Unlike last summer, preparation has been seamless. Lallana speaks about the improved atmosphere around the  Melwood training ground: “The club had come so close to winning the Premier League. There was disappointment – I’m not going to say hangover– just a bit deflated.”


In between attending the Wimbledon tennis championships as a spectator (he witnessed Dustin Brown’s shock defeat of Rafael Nadal), Lallana spent most of his time off relaxing before returning to Melwood. On Liverpool’s tour of the Far East, he scored twice and has since been singled out by Rodgers as a player who he expects to become a leader of his squad.

“There’s a good mood, there’s been a good pre-season. A lot of the signings happened early and we’ve managed to bond, go away and train, play a lot of games  together. We’re more confident.”

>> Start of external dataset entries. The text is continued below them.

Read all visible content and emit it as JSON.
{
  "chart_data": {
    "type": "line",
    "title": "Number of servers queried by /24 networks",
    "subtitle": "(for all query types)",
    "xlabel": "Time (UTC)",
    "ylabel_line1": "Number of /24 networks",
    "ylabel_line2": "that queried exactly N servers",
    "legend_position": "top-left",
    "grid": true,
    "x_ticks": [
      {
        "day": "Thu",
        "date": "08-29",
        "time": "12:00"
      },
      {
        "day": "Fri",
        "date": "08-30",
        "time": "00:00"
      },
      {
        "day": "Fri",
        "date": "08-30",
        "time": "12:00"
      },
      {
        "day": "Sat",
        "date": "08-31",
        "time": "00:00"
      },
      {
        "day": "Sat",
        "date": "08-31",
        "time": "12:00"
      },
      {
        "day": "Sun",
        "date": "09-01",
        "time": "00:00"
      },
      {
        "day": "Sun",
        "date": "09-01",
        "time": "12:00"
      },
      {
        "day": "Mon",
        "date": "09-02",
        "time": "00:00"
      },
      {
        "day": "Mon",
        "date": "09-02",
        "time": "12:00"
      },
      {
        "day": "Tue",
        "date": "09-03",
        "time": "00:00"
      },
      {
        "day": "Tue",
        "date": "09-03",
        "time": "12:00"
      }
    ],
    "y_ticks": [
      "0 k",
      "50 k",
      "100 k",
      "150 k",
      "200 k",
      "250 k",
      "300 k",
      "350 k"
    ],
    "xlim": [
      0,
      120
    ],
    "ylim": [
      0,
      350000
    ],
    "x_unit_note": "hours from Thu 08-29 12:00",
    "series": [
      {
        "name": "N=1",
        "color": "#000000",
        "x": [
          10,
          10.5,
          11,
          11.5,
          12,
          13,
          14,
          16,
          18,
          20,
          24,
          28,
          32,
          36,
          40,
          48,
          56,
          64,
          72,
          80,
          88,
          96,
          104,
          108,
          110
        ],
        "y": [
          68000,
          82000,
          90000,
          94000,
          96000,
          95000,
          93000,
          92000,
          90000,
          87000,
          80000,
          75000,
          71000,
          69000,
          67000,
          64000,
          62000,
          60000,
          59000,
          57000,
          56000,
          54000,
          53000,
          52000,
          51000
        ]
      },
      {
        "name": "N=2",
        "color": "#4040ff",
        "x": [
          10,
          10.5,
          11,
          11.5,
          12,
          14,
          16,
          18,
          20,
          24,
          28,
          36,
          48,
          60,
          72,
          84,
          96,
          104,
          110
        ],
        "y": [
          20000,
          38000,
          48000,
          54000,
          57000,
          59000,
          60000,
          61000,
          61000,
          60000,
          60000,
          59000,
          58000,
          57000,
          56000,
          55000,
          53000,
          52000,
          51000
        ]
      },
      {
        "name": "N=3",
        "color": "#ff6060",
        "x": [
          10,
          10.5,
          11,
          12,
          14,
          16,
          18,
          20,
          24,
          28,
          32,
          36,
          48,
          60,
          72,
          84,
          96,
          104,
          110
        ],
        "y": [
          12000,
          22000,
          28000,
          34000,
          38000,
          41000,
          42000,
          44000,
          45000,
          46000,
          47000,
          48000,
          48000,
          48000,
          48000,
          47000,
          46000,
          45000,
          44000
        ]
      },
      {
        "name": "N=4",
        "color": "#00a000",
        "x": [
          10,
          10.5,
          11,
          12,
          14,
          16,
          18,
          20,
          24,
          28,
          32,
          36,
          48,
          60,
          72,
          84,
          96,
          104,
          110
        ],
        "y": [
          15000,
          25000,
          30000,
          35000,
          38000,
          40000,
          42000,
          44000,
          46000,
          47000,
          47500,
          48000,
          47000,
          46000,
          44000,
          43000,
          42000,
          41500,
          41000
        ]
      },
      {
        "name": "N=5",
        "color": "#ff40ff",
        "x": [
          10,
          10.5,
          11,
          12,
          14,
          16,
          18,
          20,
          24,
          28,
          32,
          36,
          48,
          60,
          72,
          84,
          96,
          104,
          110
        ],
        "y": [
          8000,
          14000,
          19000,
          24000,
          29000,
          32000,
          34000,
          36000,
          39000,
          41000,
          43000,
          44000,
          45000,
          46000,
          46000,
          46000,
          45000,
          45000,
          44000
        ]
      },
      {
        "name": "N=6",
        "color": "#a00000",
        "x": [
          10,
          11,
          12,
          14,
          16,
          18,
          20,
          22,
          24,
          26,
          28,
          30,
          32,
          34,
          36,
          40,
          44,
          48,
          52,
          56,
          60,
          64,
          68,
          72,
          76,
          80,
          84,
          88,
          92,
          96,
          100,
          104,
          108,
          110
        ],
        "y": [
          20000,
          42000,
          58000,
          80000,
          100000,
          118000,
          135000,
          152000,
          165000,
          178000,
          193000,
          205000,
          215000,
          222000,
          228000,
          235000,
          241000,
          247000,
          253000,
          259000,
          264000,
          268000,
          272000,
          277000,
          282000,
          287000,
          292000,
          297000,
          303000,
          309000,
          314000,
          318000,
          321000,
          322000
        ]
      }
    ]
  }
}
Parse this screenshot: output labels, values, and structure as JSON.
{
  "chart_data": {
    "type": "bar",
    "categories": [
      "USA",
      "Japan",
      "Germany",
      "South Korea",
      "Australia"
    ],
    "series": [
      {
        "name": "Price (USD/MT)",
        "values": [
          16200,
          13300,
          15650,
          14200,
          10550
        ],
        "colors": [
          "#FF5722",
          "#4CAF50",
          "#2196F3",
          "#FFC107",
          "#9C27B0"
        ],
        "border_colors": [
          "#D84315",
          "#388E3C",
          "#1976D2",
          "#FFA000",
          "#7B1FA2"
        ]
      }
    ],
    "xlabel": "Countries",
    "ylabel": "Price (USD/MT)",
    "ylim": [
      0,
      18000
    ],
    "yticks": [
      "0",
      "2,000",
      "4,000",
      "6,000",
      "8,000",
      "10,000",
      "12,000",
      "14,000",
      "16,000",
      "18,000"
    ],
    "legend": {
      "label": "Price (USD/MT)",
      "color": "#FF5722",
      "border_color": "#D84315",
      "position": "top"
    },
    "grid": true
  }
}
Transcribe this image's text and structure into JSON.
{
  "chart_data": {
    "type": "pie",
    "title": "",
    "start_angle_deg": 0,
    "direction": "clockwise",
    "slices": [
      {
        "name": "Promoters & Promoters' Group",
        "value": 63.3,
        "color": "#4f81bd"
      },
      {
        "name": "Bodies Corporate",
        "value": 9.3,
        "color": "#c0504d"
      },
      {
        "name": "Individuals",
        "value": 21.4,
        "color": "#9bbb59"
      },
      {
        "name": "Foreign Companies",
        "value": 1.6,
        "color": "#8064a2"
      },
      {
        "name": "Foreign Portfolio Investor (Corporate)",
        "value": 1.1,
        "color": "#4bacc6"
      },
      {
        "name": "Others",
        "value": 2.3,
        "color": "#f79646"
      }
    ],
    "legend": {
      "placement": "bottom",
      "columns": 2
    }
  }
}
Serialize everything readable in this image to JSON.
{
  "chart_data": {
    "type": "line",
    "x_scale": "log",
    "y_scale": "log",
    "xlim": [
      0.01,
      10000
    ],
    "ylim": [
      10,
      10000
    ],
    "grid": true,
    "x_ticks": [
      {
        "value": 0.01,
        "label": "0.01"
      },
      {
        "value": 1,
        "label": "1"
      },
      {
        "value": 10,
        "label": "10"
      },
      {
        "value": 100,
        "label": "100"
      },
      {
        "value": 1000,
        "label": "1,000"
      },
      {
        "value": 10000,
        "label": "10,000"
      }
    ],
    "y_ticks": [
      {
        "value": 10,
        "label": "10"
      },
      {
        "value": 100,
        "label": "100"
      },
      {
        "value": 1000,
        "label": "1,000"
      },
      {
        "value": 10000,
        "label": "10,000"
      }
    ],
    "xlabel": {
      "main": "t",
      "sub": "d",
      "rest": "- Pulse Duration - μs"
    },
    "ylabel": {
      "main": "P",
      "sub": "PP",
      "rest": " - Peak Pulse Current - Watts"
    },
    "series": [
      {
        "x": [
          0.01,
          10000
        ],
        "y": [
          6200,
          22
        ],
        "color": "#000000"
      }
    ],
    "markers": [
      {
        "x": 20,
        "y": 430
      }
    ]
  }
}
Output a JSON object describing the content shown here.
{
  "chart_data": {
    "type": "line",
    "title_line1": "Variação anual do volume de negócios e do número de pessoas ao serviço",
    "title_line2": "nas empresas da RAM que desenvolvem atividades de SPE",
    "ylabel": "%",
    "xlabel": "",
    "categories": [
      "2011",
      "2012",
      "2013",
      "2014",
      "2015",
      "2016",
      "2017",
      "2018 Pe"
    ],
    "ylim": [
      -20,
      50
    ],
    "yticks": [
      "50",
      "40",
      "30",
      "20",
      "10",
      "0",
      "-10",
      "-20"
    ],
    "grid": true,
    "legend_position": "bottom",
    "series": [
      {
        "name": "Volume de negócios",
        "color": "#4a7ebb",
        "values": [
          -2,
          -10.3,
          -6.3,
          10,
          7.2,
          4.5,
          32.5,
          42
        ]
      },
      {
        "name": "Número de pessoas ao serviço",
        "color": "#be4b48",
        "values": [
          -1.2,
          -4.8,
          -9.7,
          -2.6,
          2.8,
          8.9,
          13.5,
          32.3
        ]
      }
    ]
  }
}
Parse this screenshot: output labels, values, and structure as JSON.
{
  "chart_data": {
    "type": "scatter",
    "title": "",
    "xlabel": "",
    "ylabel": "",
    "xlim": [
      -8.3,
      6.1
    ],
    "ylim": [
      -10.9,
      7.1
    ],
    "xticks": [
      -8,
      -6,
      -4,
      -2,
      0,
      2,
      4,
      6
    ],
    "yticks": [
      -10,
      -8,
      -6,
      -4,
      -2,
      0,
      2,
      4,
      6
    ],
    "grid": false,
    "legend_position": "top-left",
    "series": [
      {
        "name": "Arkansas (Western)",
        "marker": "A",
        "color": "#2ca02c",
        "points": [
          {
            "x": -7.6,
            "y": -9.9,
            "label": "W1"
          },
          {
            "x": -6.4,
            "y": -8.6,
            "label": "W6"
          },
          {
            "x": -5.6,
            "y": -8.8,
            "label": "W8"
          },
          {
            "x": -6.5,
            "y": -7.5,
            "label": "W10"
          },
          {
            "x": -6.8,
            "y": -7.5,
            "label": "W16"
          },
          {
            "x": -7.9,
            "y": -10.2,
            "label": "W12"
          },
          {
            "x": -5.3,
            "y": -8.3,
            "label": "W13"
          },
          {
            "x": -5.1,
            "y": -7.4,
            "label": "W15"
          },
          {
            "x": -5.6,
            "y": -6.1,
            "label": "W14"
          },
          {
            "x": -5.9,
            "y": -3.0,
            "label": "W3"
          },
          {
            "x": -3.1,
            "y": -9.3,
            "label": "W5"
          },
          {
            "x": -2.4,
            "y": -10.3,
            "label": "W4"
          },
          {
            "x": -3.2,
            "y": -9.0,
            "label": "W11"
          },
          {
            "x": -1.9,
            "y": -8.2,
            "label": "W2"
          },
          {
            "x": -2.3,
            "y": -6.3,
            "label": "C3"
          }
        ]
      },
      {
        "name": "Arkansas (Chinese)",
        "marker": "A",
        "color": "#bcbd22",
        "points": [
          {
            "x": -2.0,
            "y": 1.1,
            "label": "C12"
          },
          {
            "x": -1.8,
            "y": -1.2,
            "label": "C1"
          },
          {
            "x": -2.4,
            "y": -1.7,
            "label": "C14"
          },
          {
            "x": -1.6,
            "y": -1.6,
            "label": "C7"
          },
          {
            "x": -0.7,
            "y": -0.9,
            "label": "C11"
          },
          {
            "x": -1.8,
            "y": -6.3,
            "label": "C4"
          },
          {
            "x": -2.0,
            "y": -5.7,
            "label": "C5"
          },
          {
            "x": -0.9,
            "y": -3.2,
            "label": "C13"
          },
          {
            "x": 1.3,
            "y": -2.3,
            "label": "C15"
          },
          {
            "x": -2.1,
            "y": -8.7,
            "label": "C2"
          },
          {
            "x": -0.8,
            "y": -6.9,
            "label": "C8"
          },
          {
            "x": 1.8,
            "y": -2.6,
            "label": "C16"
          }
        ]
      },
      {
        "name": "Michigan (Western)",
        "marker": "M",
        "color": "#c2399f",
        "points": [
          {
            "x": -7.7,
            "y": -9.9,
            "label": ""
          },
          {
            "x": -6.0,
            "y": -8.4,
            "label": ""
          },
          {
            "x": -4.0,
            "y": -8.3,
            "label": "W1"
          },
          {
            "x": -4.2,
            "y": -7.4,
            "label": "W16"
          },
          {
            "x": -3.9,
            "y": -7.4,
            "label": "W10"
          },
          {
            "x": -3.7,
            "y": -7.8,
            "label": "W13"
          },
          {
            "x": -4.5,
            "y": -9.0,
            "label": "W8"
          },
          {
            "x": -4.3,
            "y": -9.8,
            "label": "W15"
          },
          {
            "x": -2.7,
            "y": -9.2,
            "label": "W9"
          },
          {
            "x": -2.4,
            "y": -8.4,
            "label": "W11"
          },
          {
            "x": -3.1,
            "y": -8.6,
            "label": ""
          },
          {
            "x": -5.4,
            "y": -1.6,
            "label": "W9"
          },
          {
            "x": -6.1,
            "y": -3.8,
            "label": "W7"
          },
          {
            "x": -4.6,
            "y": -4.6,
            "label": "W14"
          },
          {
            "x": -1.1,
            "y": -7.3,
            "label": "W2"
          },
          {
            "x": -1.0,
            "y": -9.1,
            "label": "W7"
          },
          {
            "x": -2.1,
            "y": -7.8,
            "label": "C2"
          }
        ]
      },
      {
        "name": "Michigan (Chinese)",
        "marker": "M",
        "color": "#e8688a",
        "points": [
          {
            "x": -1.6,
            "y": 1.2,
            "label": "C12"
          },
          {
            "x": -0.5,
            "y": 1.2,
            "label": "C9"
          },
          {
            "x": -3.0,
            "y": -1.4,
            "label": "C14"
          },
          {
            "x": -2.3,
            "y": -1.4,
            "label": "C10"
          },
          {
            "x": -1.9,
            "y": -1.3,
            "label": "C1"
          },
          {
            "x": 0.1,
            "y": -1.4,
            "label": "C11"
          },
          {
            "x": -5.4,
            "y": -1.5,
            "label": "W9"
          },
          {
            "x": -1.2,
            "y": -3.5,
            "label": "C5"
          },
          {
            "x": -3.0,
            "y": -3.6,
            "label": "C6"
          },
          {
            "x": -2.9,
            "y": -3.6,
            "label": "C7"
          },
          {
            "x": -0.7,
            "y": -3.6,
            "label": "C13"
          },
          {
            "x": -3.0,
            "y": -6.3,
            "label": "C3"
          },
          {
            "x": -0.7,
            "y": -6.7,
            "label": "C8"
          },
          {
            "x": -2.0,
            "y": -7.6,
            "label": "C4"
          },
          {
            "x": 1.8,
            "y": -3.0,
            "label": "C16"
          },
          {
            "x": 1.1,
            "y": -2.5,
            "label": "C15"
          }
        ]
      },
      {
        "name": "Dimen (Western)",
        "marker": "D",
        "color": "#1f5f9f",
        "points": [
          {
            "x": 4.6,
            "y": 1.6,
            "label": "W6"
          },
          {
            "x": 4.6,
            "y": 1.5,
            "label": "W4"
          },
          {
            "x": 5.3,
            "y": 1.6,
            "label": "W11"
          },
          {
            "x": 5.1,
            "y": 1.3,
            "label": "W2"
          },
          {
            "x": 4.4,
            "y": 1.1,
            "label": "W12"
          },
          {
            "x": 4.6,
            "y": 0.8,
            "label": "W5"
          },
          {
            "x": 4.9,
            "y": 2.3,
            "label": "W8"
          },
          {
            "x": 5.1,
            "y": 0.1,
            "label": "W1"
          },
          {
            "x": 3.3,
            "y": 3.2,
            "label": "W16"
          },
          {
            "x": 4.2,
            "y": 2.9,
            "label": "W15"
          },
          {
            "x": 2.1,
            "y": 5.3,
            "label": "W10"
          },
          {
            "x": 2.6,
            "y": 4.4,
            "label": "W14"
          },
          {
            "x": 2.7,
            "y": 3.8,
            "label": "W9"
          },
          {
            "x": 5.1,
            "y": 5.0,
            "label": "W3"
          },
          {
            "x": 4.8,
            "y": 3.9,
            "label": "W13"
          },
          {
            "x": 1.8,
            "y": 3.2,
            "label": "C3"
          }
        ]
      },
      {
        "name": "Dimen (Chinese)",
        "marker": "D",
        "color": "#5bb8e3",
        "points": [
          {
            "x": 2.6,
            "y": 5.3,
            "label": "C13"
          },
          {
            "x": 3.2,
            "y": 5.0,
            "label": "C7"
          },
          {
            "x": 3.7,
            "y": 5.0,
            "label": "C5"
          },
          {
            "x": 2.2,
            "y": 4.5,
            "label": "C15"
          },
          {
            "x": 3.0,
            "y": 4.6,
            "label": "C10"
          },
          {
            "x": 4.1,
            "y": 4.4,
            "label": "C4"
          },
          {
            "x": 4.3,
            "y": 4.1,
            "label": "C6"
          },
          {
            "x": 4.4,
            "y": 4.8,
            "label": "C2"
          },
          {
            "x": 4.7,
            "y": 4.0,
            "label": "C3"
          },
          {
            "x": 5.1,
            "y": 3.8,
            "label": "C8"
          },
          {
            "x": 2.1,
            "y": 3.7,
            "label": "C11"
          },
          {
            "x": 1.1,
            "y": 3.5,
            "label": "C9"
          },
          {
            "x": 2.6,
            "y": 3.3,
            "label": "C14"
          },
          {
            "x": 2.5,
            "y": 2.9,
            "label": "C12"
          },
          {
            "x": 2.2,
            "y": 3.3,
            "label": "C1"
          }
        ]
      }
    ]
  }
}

Lallana arrived as Liverpool’s second most expensive signing. Now he is fourth following the recruitment of Christian Benteke and Roberto Firmino. Firmino’s  arrival means Lallana appreciates he must find momentum in his game quickly, for the Brazilian’s favoured position is in the same area of the field: drifting inside from the left of attack.

“We’ve made some great additions to the squad but that’s no guarantee you’re going to win your first six or seven games,” he reasons. “We’ve got a great squad with great options. Big Christian has looked great. He might not have had the amount of games he wanted in pre-season, but day by day he’s getting fitter. It looks promising.”

And with that, Lallana lets go of his knee.